I was recently approached by a company that wanted to sponsor adding Multi Tenant support to Node-RED. This would be to enable multiple users to run independent flows on a single Node-RED instance.
This is really not a good idea for a number of reasons. But mainly it is because the NodeJS runtime is inherently single threaded and there is no way to get real separation between different users. For example, if one user uses a poorly written node (or function in a function node) it is possible to block the event loop starving out all the other users or in extreme cases an uncaught asynchronous exception will cause the whole application to exit.
The best approach is to run a separate instance of Node-RED per user, which gives you the required separation between users.

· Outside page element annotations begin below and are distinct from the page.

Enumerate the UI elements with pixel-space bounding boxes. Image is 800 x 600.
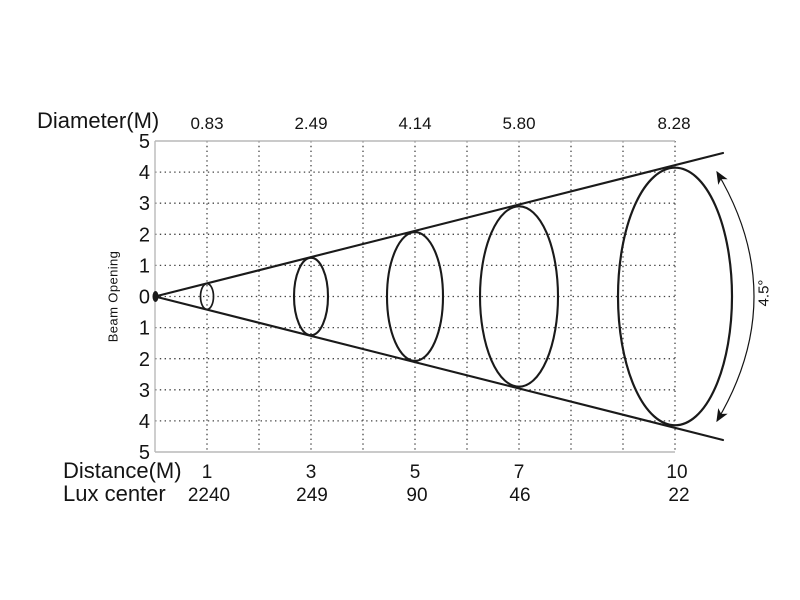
beam-ellipse-d5 — [385, 231, 445, 362]
distance-value: 7 — [514, 462, 525, 483]
lux-value: 22 — [668, 485, 689, 506]
apex-point — [152, 291, 159, 302]
angle-arc — [716, 170, 755, 423]
diameter-value: 8.28 — [657, 114, 690, 133]
distance-value: 5 — [410, 462, 421, 483]
lux-values: 2240 249 90 46 22 — [188, 485, 690, 506]
lux-row-label: Lux center — [63, 481, 166, 506]
diameter-value: 0.83 — [190, 114, 223, 133]
lux-value: 90 — [406, 485, 427, 506]
beam-ellipse-d7 — [478, 205, 560, 388]
y-tick-label: 4 — [139, 411, 150, 433]
lux-value: 46 — [509, 485, 530, 506]
y-tick-label: 4 — [139, 162, 150, 184]
y-tick-label: 3 — [139, 193, 150, 215]
y-tick-label: 0 — [139, 287, 150, 309]
lux-value: 2240 — [188, 485, 230, 506]
beam-ellipses — [199, 166, 734, 427]
diameter-value: 2.49 — [294, 114, 327, 133]
beam-ellipse-d1 — [199, 282, 215, 311]
y-tick-label: 5 — [139, 442, 150, 464]
grid — [155, 141, 676, 452]
beam-ellipse-d10 — [616, 166, 734, 427]
distance-row-label: Distance(M) — [63, 458, 182, 483]
beam-line-upper — [153, 151, 725, 298]
beam-opening-axis-label: Beam Opening — [106, 251, 121, 343]
diameter-value: 5.80 — [502, 114, 535, 133]
y-tick-label: 1 — [139, 318, 150, 340]
diameter-values: 0.83 2.49 4.14 5.80 8.28 — [190, 114, 690, 133]
y-tick-label: 2 — [139, 349, 150, 371]
beam-line-lower — [153, 295, 725, 442]
y-tick-label: 2 — [139, 225, 150, 247]
distance-value: 10 — [666, 462, 687, 483]
y-tick-label: 3 — [139, 380, 150, 402]
y-tick-label: 1 — [139, 256, 150, 278]
distance-value: 1 — [202, 462, 213, 483]
beam-angle-label: 4.5° — [756, 280, 773, 307]
distance-values: 1 3 5 7 10 — [202, 462, 688, 483]
diameter-axis-title: Diameter(M) — [37, 108, 159, 133]
y-axis-ticks: 5 4 3 2 1 0 1 2 3 4 5 — [139, 131, 150, 464]
distance-value: 3 — [306, 462, 317, 483]
lux-value: 249 — [296, 485, 328, 506]
beam-cone — [153, 151, 725, 442]
y-tick-label: 5 — [139, 131, 150, 153]
beam-ellipse-d3 — [292, 256, 330, 337]
diameter-value: 4.14 — [398, 114, 431, 133]
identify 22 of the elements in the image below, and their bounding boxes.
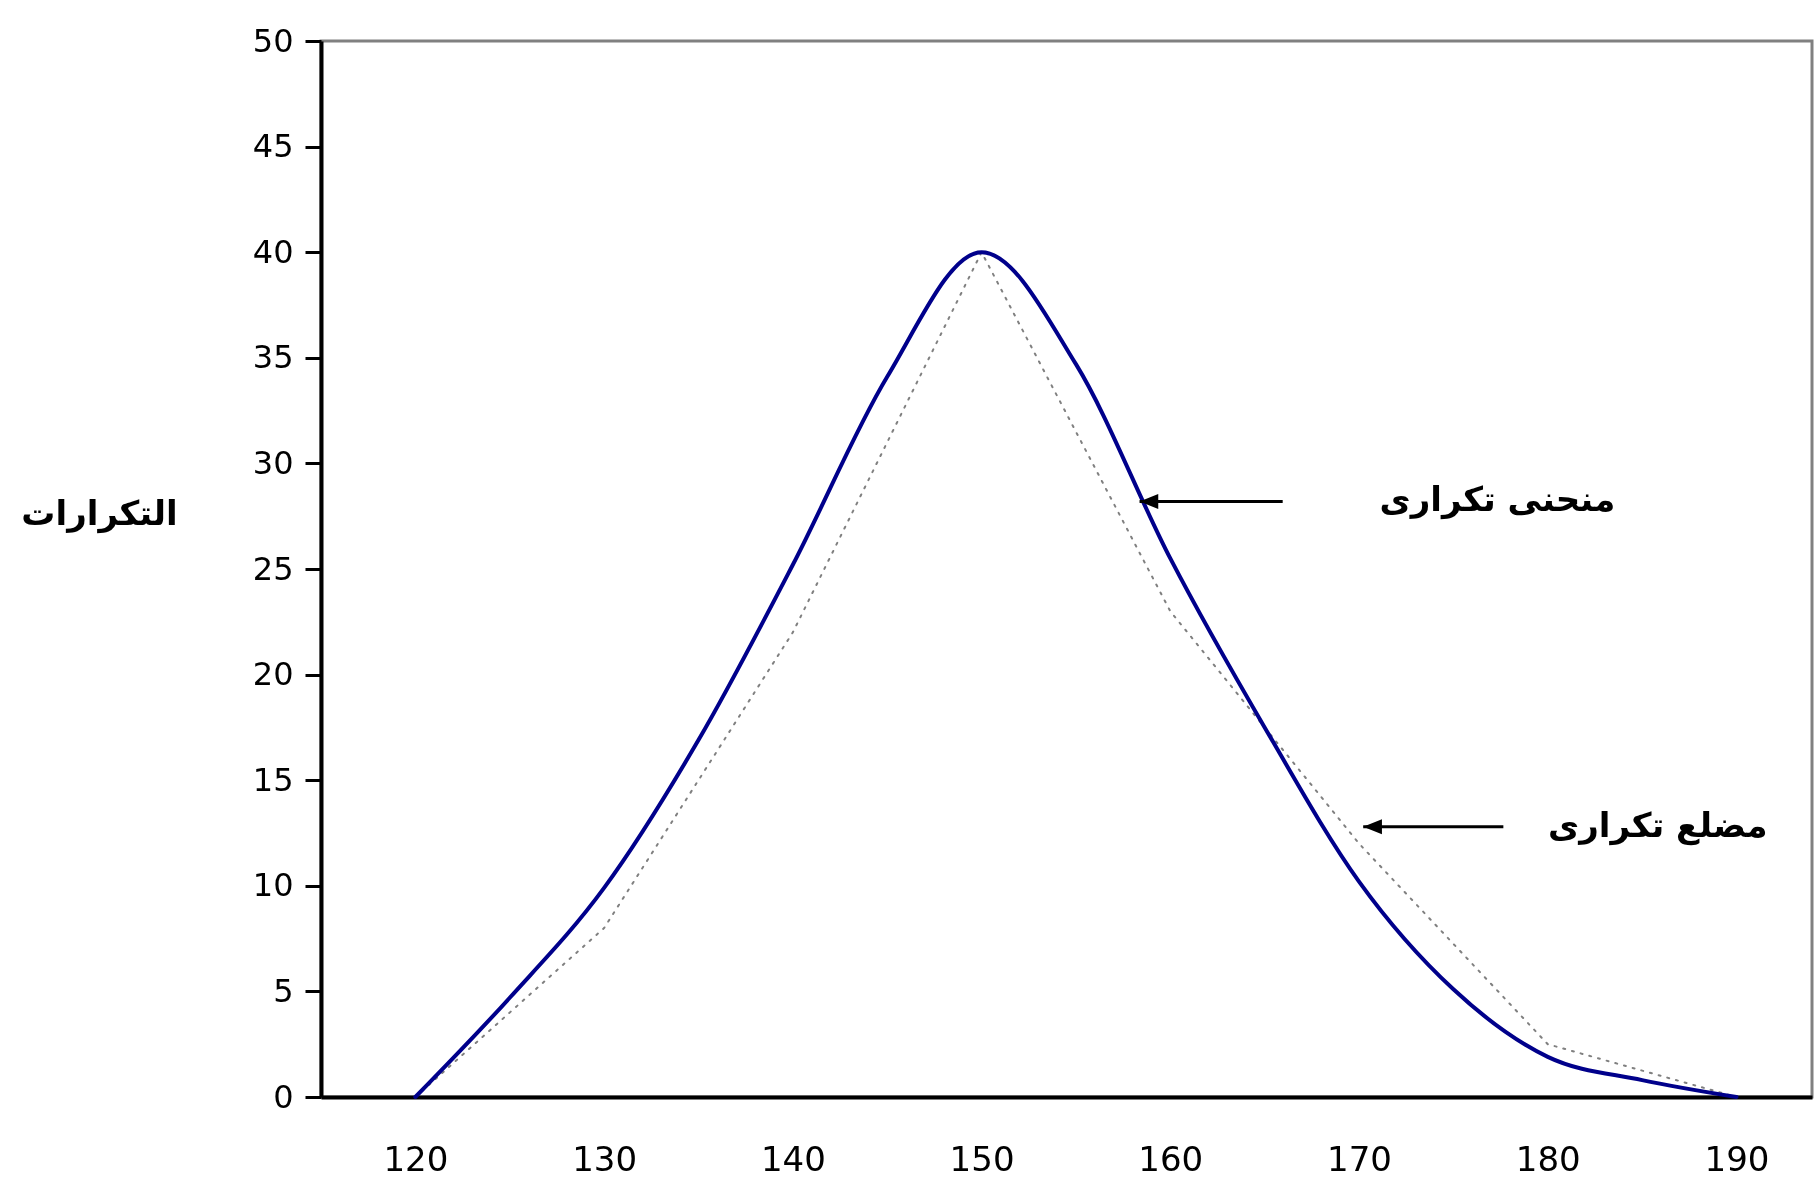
y-tick-label: 45 bbox=[252, 127, 294, 166]
x-tick-label: 180 bbox=[1515, 1138, 1581, 1179]
x-tick-label: 130 bbox=[572, 1138, 638, 1179]
y-tick-label: 0 bbox=[273, 1077, 294, 1116]
annotation: مضلع تكرارى bbox=[1548, 804, 1768, 846]
x-tick-label: 120 bbox=[383, 1138, 449, 1179]
y-tick-label: 10 bbox=[252, 866, 294, 905]
x-tick-label: 170 bbox=[1327, 1138, 1392, 1179]
y-tick-label: 35 bbox=[252, 338, 294, 377]
y-axis-title: التكرارات bbox=[21, 492, 178, 534]
y-tick-label: 20 bbox=[252, 655, 294, 694]
x-tick-label: 140 bbox=[760, 1138, 826, 1179]
y-tick-label: 40 bbox=[252, 232, 294, 271]
x-tick-label: 160 bbox=[1138, 1138, 1204, 1179]
y-tick-label: 5 bbox=[273, 971, 294, 1010]
y-tick-label: 50 bbox=[252, 21, 294, 60]
x-tick-label: 150 bbox=[949, 1138, 1015, 1179]
y-tick-label: 30 bbox=[252, 443, 294, 482]
x-tick-label: 190 bbox=[1704, 1138, 1770, 1179]
y-tick-label: 25 bbox=[252, 549, 294, 588]
annotation: منحنى تكرارى bbox=[1379, 479, 1616, 521]
y-tick-label: 15 bbox=[252, 760, 294, 799]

The usual way to do this is to use a container based system and a HTTP reverse proxy to control access to the instances.
Over the next months worth of posts I’ll outline the components required to build a system like I described and at the end should hopefully have a fully working Proof of Concept that people can use as the base to build their own deployments.
As the future posts are published I will add links here.
Because containers file systems are not persistent we are going to need somewhere to reliably store the flows each user creates.
Node-RED supplies an API that lets you control how/where flows (and a bunch of things that would normally end up on disk)
We are going to need a way to only allow right users access to the Node-RED editor, again there is a plugin API that allows this to be wired into nearly any existing authentication source of your choice.
I wrote a simple implementation of this API which uses LDAP as the source of users not long after Node-RED was released . But in this series of post I’ll write a new one that uses the same backend database as the flow storage plugin.
Once we’ve built storage and authentication plugins we will need to build a custom version of the Node-RED Docker container that includes these extras.
HTTP Reverse Proxy
Now we have a collection of containers each running a users instance of Node-RED we are going to need a way to expose these to the outside world. Since Node-RED is a web application then a HTTP Reverse Proxy is probably the right way forward.
Once all of the other pieces are in place we need is a way to control the creation/deletion of Node-RED instances. It will also be useful to see the instances’ logs.
Finally I’ll cover some extra bits that help make a deployment specific to a particular environment, such as
Custom node repository
This allows you to host your own private nodes and still install them using the Manage Palette menu.
Tweaking page titles and colour schemes can make Node-RED fit in better with your existing look and feel.